A Spider in Beheloke - What Kind of Web Should We Spin?
I’ve never been a fan of spiders. I once read that humans fear them because they are so different from us: faceless, emotionless. This was my belief until a recent day when I started a walk into the village of Beheloke that forever changed how I view spiders.
Along the path, I found an eight-legged, palm-sized, colorful arachnid. It was so impressive that I cautiously removed it from its web to view it more closely. Yet as I removed it, I was overcome by remorse for having disturbed it to satisfy my curiosity. That guilt washed away my fear, and I was no longer afraid.
I see now that the isolated lives of the people of Beheloke here in Southwestern Madagascar are like that of my spider: both can be rapidly altered by an outside force.
Affixed onto weathered shacks, brightly-colored and seemingly out-of-place signs advertise mobile telephone companies like Orange and TELMA and hint at these changes. The familiar orange square promising phone credit is a welcome symbol to foreigners like me as it facilitates communication and travel in the country. It shouts, ‘Yes, you can reach out! You are not as isolated as you think!’
These vibrant signs even bring benefits to their small villages as they help to connect distant families, communicate emergencies and assist tourism. But what do these mobile phone signs signify beyond these benefits?
The arrival of tourism and Western values can provide many good things, including incomes, yet I cannot help but feel that there is too often an irreversible transformation that tags along as well, usually in the form of replacing ancient traditions and cultural values with modern technology and ideas. One potential example is Beheloke’s legend of the Reino Rano, an enormous fish that leaves the sea and comes once a year to drink from a nearby river (read Navarana’s story about the Reino Rano here). Some scientists would explain this phenomenon as what happens when the river’s fresh water meets the sea, creating a vast, still expanse that resembles the back of a giant fish. But is it our place to explain away the age-old legend of the Reino Rano? Is it necessary that every person understands the world in the same way? Losing this story could cost the village part of its identity.
What is the force that so easily revises the lives and practices of developing countries’ people?
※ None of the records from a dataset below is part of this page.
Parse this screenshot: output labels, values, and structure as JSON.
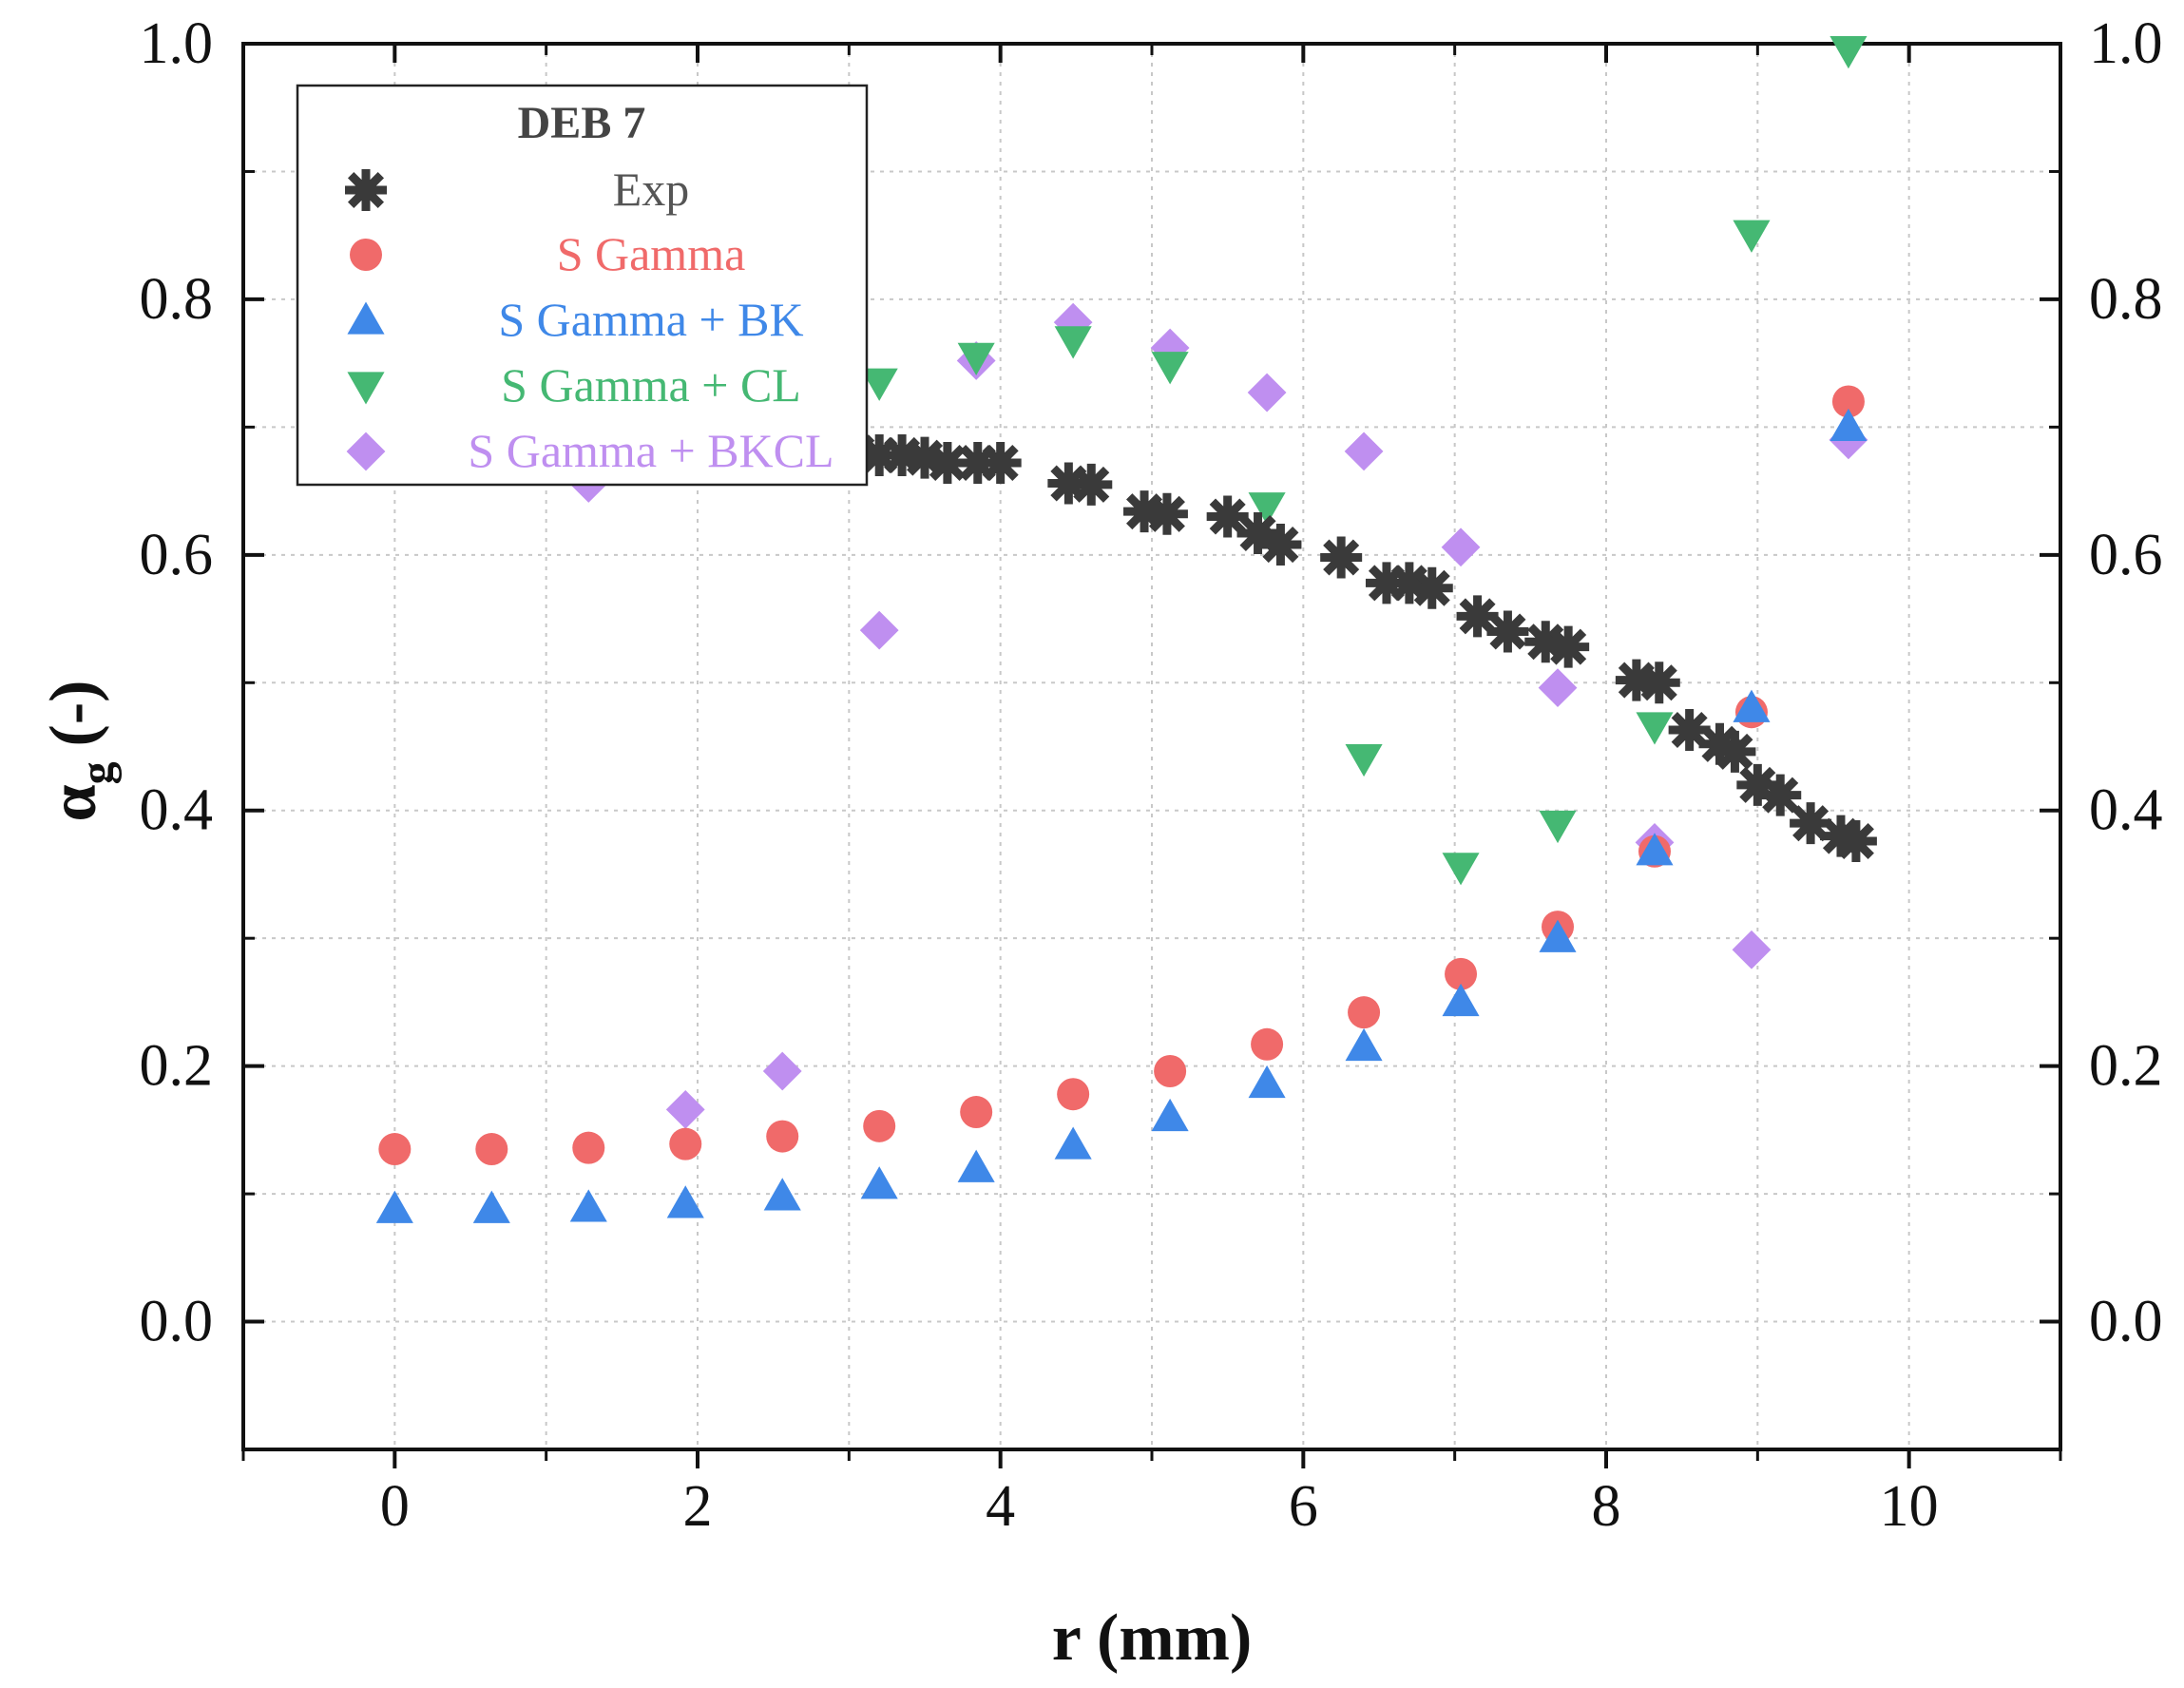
{
  "chart_data": {
    "type": "scatter",
    "title": "",
    "xlabel": "r (mm)",
    "ylabel_main": "α",
    "ylabel_sub": "g",
    "ylabel_tail": "(-)",
    "xlim": [
      -1,
      11
    ],
    "ylim": [
      -0.1,
      1.0
    ],
    "x_ticks": [
      "0",
      "2",
      "4",
      "6",
      "8",
      "10"
    ],
    "y_ticks": [
      "0.0",
      "0.2",
      "0.4",
      "0.6",
      "0.8",
      "1.0"
    ],
    "right_y_ticks": [
      "0.0",
      "0.2",
      "0.4",
      "0.6",
      "0.8",
      "1.0"
    ],
    "grid": true,
    "legend": {
      "placement": "top-left",
      "title": "DEB 7"
    },
    "series": [
      {
        "name": "Exp",
        "marker": "asterisk",
        "color": "#3a3a3a",
        "points": [
          [
            3.05,
            0.68
          ],
          [
            3.2,
            0.678
          ],
          [
            3.35,
            0.678
          ],
          [
            3.5,
            0.676
          ],
          [
            3.65,
            0.672
          ],
          [
            3.85,
            0.672
          ],
          [
            4.0,
            0.672
          ],
          [
            4.45,
            0.656
          ],
          [
            4.6,
            0.655
          ],
          [
            4.95,
            0.634
          ],
          [
            5.1,
            0.632
          ],
          [
            5.5,
            0.63
          ],
          [
            5.7,
            0.617
          ],
          [
            5.85,
            0.608
          ],
          [
            6.25,
            0.598
          ],
          [
            6.55,
            0.578
          ],
          [
            6.7,
            0.578
          ],
          [
            6.85,
            0.574
          ],
          [
            7.15,
            0.552
          ],
          [
            7.35,
            0.54
          ],
          [
            7.6,
            0.532
          ],
          [
            7.75,
            0.528
          ],
          [
            8.2,
            0.502
          ],
          [
            8.35,
            0.5
          ],
          [
            8.55,
            0.463
          ],
          [
            8.75,
            0.452
          ],
          [
            8.85,
            0.446
          ],
          [
            9.0,
            0.42
          ],
          [
            9.15,
            0.412
          ],
          [
            9.35,
            0.39
          ],
          [
            9.55,
            0.38
          ],
          [
            9.65,
            0.376
          ]
        ]
      },
      {
        "name": "S Gamma",
        "marker": "circle",
        "color": "#f06a6a",
        "points": [
          [
            0.0,
            0.135
          ],
          [
            0.64,
            0.135
          ],
          [
            1.28,
            0.136
          ],
          [
            1.92,
            0.139
          ],
          [
            2.56,
            0.145
          ],
          [
            3.2,
            0.153
          ],
          [
            3.84,
            0.164
          ],
          [
            4.48,
            0.178
          ],
          [
            5.12,
            0.196
          ],
          [
            5.76,
            0.217
          ],
          [
            6.4,
            0.242
          ],
          [
            7.04,
            0.272
          ],
          [
            7.68,
            0.309
          ],
          [
            8.32,
            0.368
          ],
          [
            8.96,
            0.477
          ],
          [
            9.6,
            0.72
          ]
        ]
      },
      {
        "name": "S Gamma + BK",
        "marker": "triangle-up",
        "color": "#3f88e8",
        "points": [
          [
            0.0,
            0.088
          ],
          [
            0.64,
            0.088
          ],
          [
            1.28,
            0.089
          ],
          [
            1.92,
            0.092
          ],
          [
            2.56,
            0.098
          ],
          [
            3.2,
            0.107
          ],
          [
            3.84,
            0.12
          ],
          [
            4.48,
            0.138
          ],
          [
            5.12,
            0.16
          ],
          [
            5.76,
            0.186
          ],
          [
            6.4,
            0.215
          ],
          [
            7.04,
            0.25
          ],
          [
            7.68,
            0.3
          ],
          [
            8.32,
            0.368
          ],
          [
            8.96,
            0.48
          ],
          [
            9.6,
            0.7
          ]
        ]
      },
      {
        "name": "S Gamma + CL",
        "marker": "triangle-down",
        "color": "#45b873",
        "points": [
          [
            3.2,
            0.735
          ],
          [
            3.84,
            0.755
          ],
          [
            4.48,
            0.768
          ],
          [
            5.12,
            0.748
          ],
          [
            5.76,
            0.638
          ],
          [
            6.4,
            0.441
          ],
          [
            7.04,
            0.356
          ],
          [
            7.68,
            0.389
          ],
          [
            8.32,
            0.466
          ],
          [
            8.96,
            0.851
          ],
          [
            9.6,
            0.995
          ]
        ]
      },
      {
        "name": "S Gamma + BKCL",
        "marker": "diamond",
        "color": "#bf8ff0",
        "points": [
          [
            1.28,
            0.656
          ],
          [
            1.92,
            0.166
          ],
          [
            2.56,
            0.196
          ],
          [
            3.2,
            0.541
          ],
          [
            3.84,
            0.752
          ],
          [
            4.48,
            0.782
          ],
          [
            5.12,
            0.762
          ],
          [
            5.76,
            0.727
          ],
          [
            6.4,
            0.681
          ],
          [
            7.04,
            0.606
          ],
          [
            7.68,
            0.496
          ],
          [
            8.32,
            0.375
          ],
          [
            8.96,
            0.291
          ],
          [
            9.6,
            0.69
          ]
        ]
      }
    ]
  }
}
Are they so different and spider-like that cultural revision is made permissible? It is true that life here in Beheloke is certainly not like life back at home in England. Here, children spend hours searching for shells rather than for Wi-Fi. But why must developing countries follow in our footsteps?
After realizing the mistake I’d made in removing the spider from its web, I returned it in an attempt to recreate its previous normality. My action may have worked for the spider, but returns are impossible with globalization.
WWF’s Explorer program has given me the opportunity to live and work in a village facing foreign pressures, but where it appears that traditions remain deeply rooted. WWF’s projects illustrate the difficult position of working to improve livelihoods while respecting local values. The volunteers here in Beheloke work to promote new, income-generating activities that will hopefully improve the villagers’ lives without any need for cultural sacrifice. It seems, then, that there are many ways to spin the web of development.